There is a strong growing emphasis in the autism community on transitioning to adulthood and employment. I'm thrilled to see that because even though my son is only 10, it takes us a long time to effect change even in our own situation. The more planning and awareness we have, the more effective we can be at planting seeds along the way and developing skills that will help him. Just several years back there was precious little on how your son/daughter could transition out of high school and into the workforce/community. One presentation quoted research that only 15% of adults with autism are employed. That is the lowest figure of all disabled groups. That needs to change.
I attended Judy Endow's presentation related to the "hidden curriculum" and the work place. As always, it was very pragmatic and spot on. One of her vignettes was about a man with Aspergers and how his rigid thinking got him into trouble. This man had a rule to always say hi to 2 collegaues in the morning to show that he was a connected and engaged. He happened to make many of these comments to an attractive woman in the office. He'd say appropriate things like "you look nice today" but then also push far beyond the acceptable with comments like "that tight blouse really makes you look hot". Even that comment seemed onocuous to him. He didn't understand the hidden curriculum. The fellow worker finally complained and he was brought into the bosses office and told to stop those comments. He did so only to move on to worse comments that got him fired.
A second presentation highlighted a family's journey with their son as he transitioned out of high school (at age 21) into the work force at a plumbing distributor. They talked about the openness and willingness of the employer to welcome him and work within his abilities but also the fact that he does a needed job (data entry on packing slips, paper shredding, etc.). He only works 2 hours/day and has a job coach with him all the time to help keep him on task occasionally. The presentation showcased how it took the school district, engaged parents and an open minded employer working together to figure out what would work for all parties. It's a great success story.

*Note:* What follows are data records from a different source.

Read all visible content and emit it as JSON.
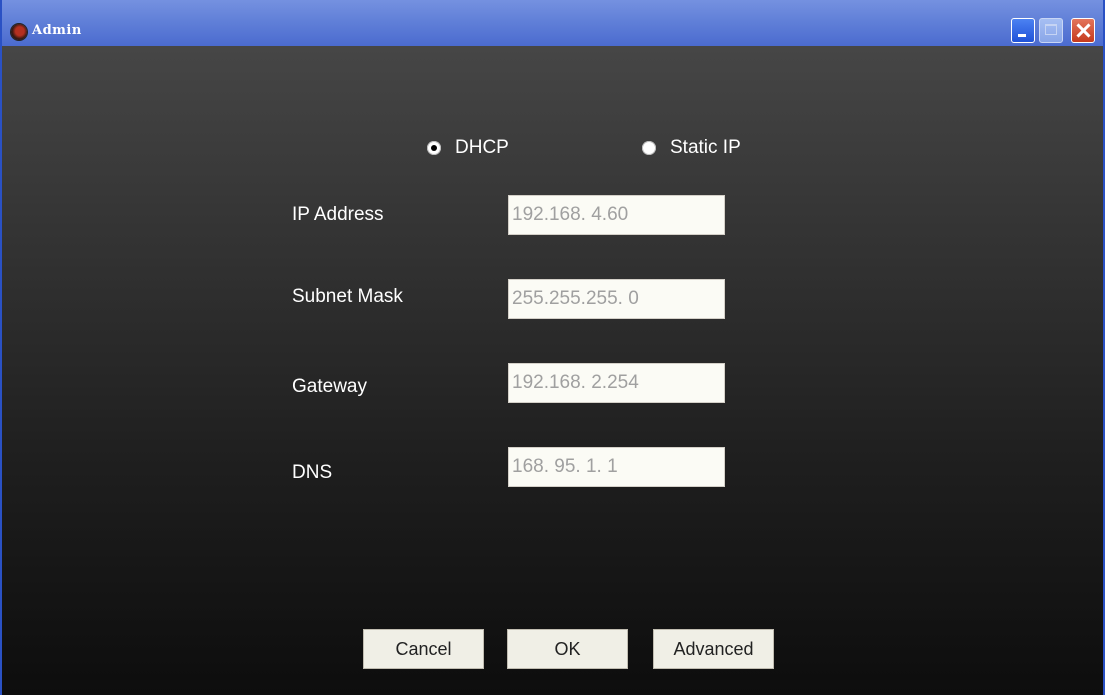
{
  "window": {
    "title": "Admin"
  },
  "network": {
    "mode_options": [
      {
        "label": "DHCP",
        "selected": true
      },
      {
        "label": "Static IP",
        "selected": false
      }
    ],
    "fields": {
      "ip_address": {
        "label": "IP Address",
        "value": "192.168.  4.60"
      },
      "subnet_mask": {
        "label": "Subnet Mask",
        "value": "255.255.255.  0"
      },
      "gateway": {
        "label": "Gateway",
        "value": "192.168.  2.254"
      },
      "dns": {
        "label": "DNS",
        "value": "168. 95.  1.  1"
      }
    }
  },
  "buttons": {
    "cancel": "Cancel",
    "ok": "OK",
    "advanced": "Advanced"
  },
  "colors": {
    "titlebar": "#6382d9",
    "close": "#c6391c",
    "field_text": "#a0a0a0"
  }
}
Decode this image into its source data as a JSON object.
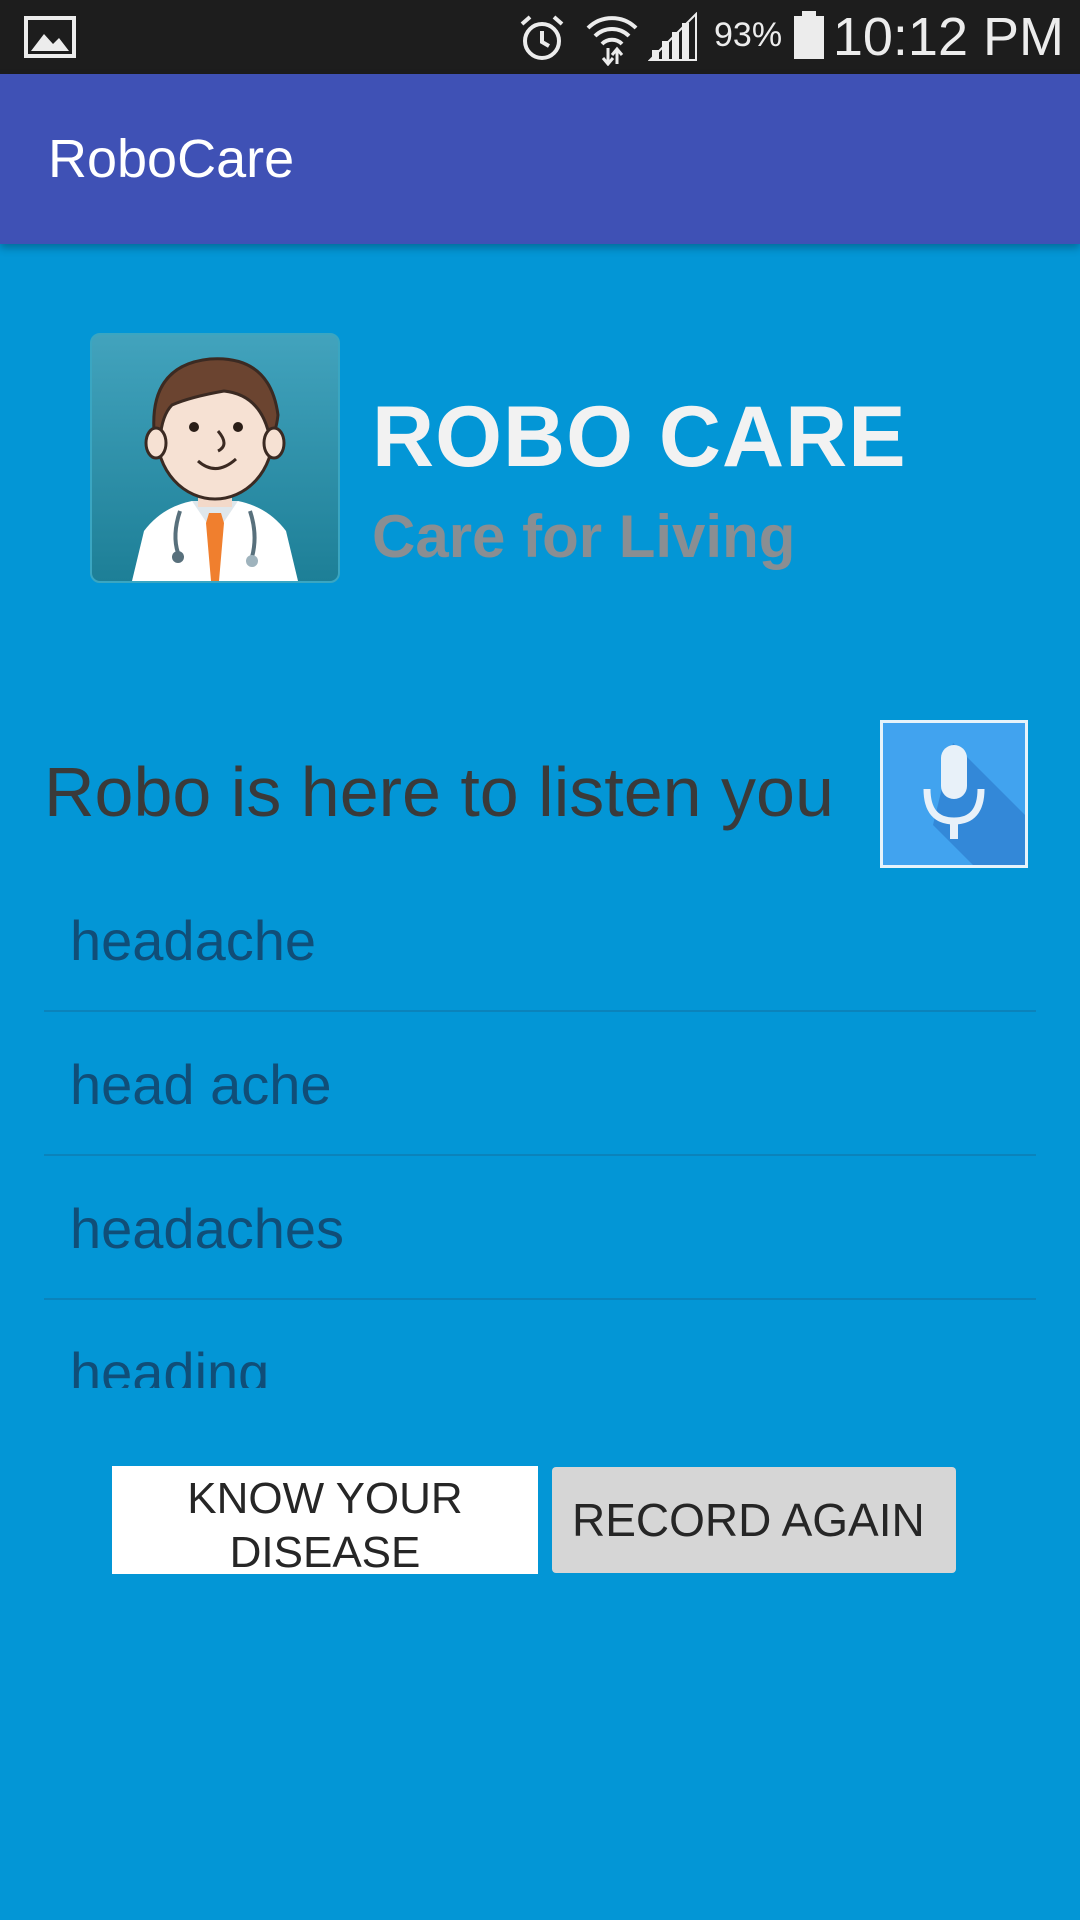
{
  "status_bar": {
    "battery_percent": "93%",
    "time": "10:12 PM",
    "icons": [
      "gallery-icon",
      "alarm-icon",
      "wifi-icon",
      "signal-icon",
      "battery-icon"
    ]
  },
  "app_bar": {
    "title": "RoboCare"
  },
  "header": {
    "brand_title": "ROBO CARE",
    "tagline": "Care for Living",
    "logo_icon": "doctor-avatar-icon"
  },
  "listen": {
    "prompt": "Robo is here to listen you",
    "mic_icon": "microphone-icon"
  },
  "results": [
    {
      "label": "headache"
    },
    {
      "label": "head ache"
    },
    {
      "label": "headaches"
    },
    {
      "label": "heading"
    }
  ],
  "buttons": {
    "know_line1": "KNOW YOUR",
    "know_line2": "DISEASE",
    "record_again": "RECORD AGAIN"
  },
  "colors": {
    "status_bar": "#1d1d1d",
    "app_bar": "#3f51b5",
    "background": "#0396d6",
    "tagline": "#8a8e92",
    "list_text": "#104e78",
    "mic_button": "#41a3ef"
  }
}
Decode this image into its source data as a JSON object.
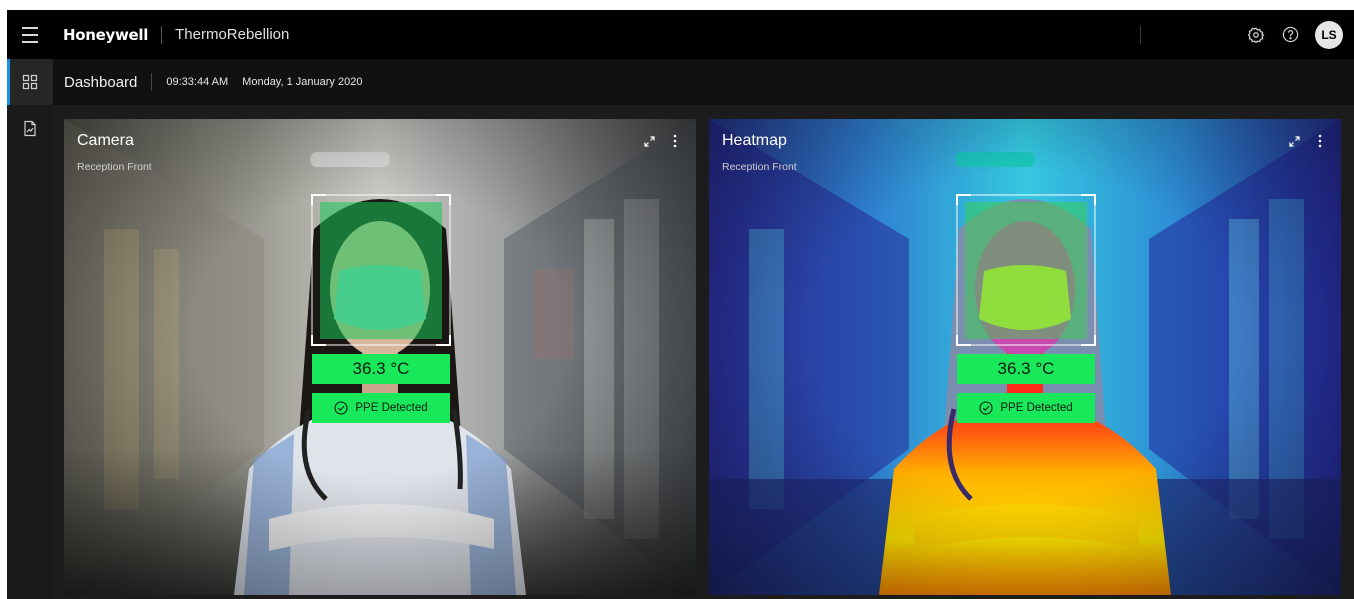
{
  "header": {
    "brand": "Honeywell",
    "app_name": "ThermoRebellion",
    "user_initials": "LS"
  },
  "subheader": {
    "page_title": "Dashboard",
    "time": "09:33:44 AM",
    "date": "Monday, 1 January 2020"
  },
  "panels": [
    {
      "title": "Camera",
      "location": "Reception Front",
      "temperature": "36.3 °C",
      "ppe_status": "PPE Detected"
    },
    {
      "title": "Heatmap",
      "location": "Reception Front",
      "temperature": "36.3 °C",
      "ppe_status": "PPE Detected"
    }
  ],
  "icons": {
    "menu": "hamburger-icon",
    "settings": "gear-icon",
    "help": "question-icon",
    "dashboard": "grid-icon",
    "reports": "report-icon",
    "expand": "expand-icon",
    "more": "more-vertical-icon",
    "ppe": "check-circle-icon"
  },
  "colors": {
    "accent": "#1792e5",
    "detection_green": "#19e85a",
    "topbar": "#000000",
    "background": "#1c1c1c"
  }
}
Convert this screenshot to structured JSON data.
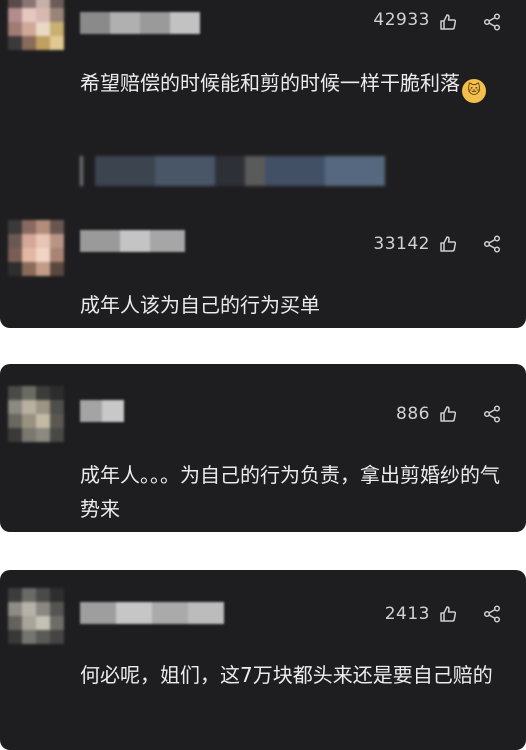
{
  "comments": [
    {
      "likes": "42933",
      "text": "希望赔偿的时候能和剪的时候一样干脆利落",
      "emoji": "🐱"
    },
    {
      "likes": "33142",
      "text": "成年人该为自己的行为买单"
    },
    {
      "likes": "886",
      "text": "成年人。。。为自己的行为负责，拿出剪婚纱的气势来"
    },
    {
      "likes": "2413",
      "text": "何必呢，姐们，这7万块都头来还是要自己赔的"
    }
  ],
  "icons": {
    "like": "thumbs-up-icon",
    "share": "share-icon"
  },
  "colors": {
    "card_bg": "#1e1e20",
    "text": "#ececec",
    "meta": "#d2d2d2",
    "page_bg": "#ffffff"
  }
}
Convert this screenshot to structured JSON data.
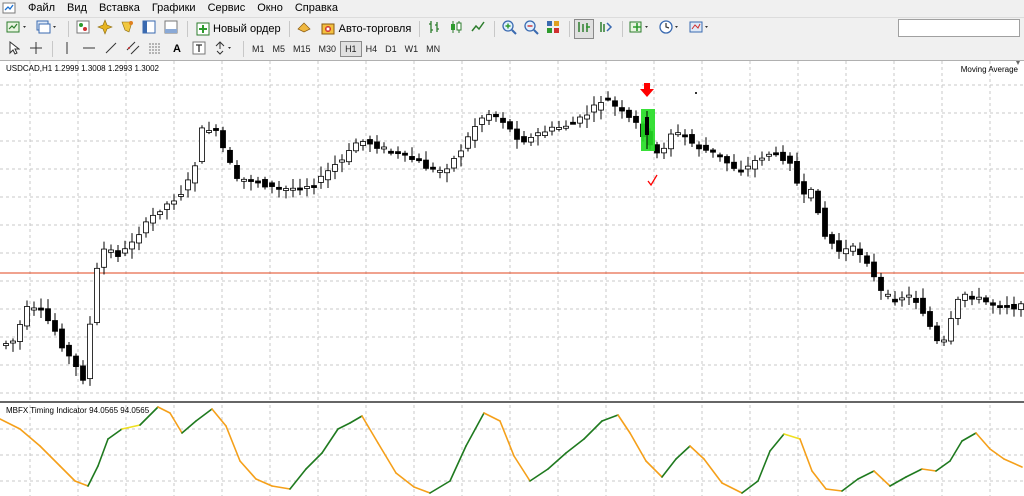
{
  "menu": {
    "items": [
      "Файл",
      "Вид",
      "Вставка",
      "Графики",
      "Сервис",
      "Окно",
      "Справка"
    ]
  },
  "toolbar": {
    "new_order_label": "Новый ордер",
    "autotrading_label": "Авто-торговля",
    "search_value": ""
  },
  "timeframes": [
    "M1",
    "M5",
    "M15",
    "M30",
    "H1",
    "H4",
    "D1",
    "W1",
    "MN"
  ],
  "active_timeframe": "H1",
  "chart": {
    "title": "USDCAD,H1  1.2999 1.3008 1.2993 1.3002",
    "indicator_label": "Moving Average",
    "subwindow_title": "MBFX Timing Indicator 94.0565 94.0565",
    "colors": {
      "bull_body": "#ffffff",
      "bear_body": "#000000",
      "wick": "#000000",
      "grid": "#c8c8c8",
      "level_line": "#e0441e",
      "highlight": "#22dd22",
      "arrow": "#ff0000",
      "osc_green": "#1f7a1f",
      "osc_orange": "#f5a01a",
      "osc_yellow": "#f0e020"
    }
  },
  "icons": [
    "new-chart-icon",
    "profiles-icon",
    "navigator-icon",
    "crosshair-icon",
    "market-watch-icon",
    "data-window-icon",
    "terminal-icon",
    "strategy-tester-icon",
    "new-order-icon",
    "autotrading-icon",
    "bar-chart-icon",
    "candlestick-icon",
    "line-chart-icon",
    "zoom-in-icon",
    "zoom-out-icon",
    "tile-windows-icon",
    "autoscroll-icon",
    "chart-shift-icon",
    "indicators-icon",
    "periods-icon",
    "templates-icon",
    "cursor-icon",
    "crosshair-tool-icon",
    "vertical-line-icon",
    "horizontal-line-icon",
    "trendline-icon",
    "equidistant-channel-icon",
    "fibonacci-icon",
    "text-icon",
    "text-label-icon",
    "arrows-icon"
  ]
}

These presentations reminded me of things to be cognizant of but it also reiterated in my mind what I want for my own son. I want him to dream big - sorting mail or janitorial work is perfectly acceptable work - but I don't want that to be where the bar is for him. I want him to be the CEO some day of his own company if he so chooses. I envision building a company where the business model is structured around his abilities. Where the hours reinforce how he works (if he wants to be programming at 2 in the morning, so be it). I don't have a crystal clear vision of the future but this conference and these presentations helped reinforce my desire to think bigger and to consider critical issues now, well before my son steps out of high school.